The news has been filled with amazing space things lately. From Scott Kelly returning from a year on the ISS to Space X landing a rocket successfully, it’s a renewed and exciting time to keep your eyes turned upwards.
I love visiting NASA facilities, any space related exhibits, museums, etc..I love to learn about the great adventurers of our time. I have to say I do often feel a sense of sad wistfulness that I will never go to space. My most recent visit at the end of January was to Johnson Space Center in Houston. It was glorious. This was somewhere I had wanted to go as a kid and many of my friends went. We never had money for vacations and as such rarely went out of town. Traveling is a pretty big deal to me no matter where it may be. When it happens to be somewhere that is the site of monumental human achievement: all the better!
To add to this I recently watched American Spacemen and followed it up with the movie The Right Stuff. I don’t often use fictional retellings as a point of reference but according to those involved in this movie the story is pretty close to reality. It shows the parallels of the American Space program and Chuck Yaegar breaking the sound barrier.
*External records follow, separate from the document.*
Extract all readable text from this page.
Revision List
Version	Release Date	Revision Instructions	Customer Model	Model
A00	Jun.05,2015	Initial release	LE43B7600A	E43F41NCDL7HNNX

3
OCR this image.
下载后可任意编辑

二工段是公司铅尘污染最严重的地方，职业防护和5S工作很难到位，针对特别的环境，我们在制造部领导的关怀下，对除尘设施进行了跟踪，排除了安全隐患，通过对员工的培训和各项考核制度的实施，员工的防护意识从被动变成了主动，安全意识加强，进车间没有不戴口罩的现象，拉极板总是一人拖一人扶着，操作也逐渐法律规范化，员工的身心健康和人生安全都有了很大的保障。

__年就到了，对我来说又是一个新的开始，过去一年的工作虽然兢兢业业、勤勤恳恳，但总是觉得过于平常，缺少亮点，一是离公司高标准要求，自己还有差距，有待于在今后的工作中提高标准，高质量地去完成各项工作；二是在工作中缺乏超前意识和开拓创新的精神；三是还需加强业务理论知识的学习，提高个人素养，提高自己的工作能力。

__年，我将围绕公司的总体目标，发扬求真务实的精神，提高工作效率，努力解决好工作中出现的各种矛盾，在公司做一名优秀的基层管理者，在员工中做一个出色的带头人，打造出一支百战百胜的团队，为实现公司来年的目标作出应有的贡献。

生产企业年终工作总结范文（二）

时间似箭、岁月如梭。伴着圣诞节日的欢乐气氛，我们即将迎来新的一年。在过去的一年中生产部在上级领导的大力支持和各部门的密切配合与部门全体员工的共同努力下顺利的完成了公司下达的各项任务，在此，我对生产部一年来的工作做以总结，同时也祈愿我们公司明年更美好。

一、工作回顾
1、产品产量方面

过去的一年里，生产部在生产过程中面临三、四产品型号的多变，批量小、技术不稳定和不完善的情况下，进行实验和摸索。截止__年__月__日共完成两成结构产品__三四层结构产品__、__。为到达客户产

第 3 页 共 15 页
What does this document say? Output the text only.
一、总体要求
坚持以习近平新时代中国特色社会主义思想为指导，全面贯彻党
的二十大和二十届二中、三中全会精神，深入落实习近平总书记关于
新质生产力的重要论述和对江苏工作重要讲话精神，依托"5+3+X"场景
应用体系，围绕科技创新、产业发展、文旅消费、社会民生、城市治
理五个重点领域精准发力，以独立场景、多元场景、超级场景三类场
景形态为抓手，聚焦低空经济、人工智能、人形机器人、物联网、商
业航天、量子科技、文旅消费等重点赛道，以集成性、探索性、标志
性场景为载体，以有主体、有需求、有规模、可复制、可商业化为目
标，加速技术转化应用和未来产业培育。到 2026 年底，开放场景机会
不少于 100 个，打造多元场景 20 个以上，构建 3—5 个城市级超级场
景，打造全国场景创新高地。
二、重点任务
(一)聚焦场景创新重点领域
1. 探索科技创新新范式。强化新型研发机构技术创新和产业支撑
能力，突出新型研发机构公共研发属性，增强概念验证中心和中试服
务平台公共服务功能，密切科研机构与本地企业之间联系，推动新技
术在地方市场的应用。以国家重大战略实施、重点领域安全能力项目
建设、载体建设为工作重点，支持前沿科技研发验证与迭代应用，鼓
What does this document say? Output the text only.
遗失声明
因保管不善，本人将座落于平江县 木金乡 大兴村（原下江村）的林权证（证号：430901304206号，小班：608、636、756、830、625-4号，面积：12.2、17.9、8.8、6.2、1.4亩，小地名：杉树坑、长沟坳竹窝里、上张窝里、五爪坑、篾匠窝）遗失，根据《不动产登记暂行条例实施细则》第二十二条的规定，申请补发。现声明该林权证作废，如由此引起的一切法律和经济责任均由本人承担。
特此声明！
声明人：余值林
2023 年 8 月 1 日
American Spacemen also tells the story of a Minneapolis company that helped break altitude records and was pioneered strongly by a woman(I feel a vested interest in this, being a female and all). There is a great article about it here: High Altitude Balloon Innovation
My visit to the Space Center was epic. It included a tour of not only mission control, you know: “Houston, we have a problem” but also the Vehicle Mock-up Building where all the astronauts come to learn how to use space equipment and the warehouse that stores the last Saturn V rocket that never got to launch because Nixon cut the budget. There is also a stray photo of the deer that live on the grounds. There were more animals as NASA does all that it can to preserve it’s surrounding environment. In fact, in Florida, all the grounds that belong to NASA are an animal sanctuary and protected space.
As Neil Degrasse Tyson would say: Never stop looking up. (I also listened to his Great Course Lecture Series…wonderful. You can find it here: My Favorite Universe.)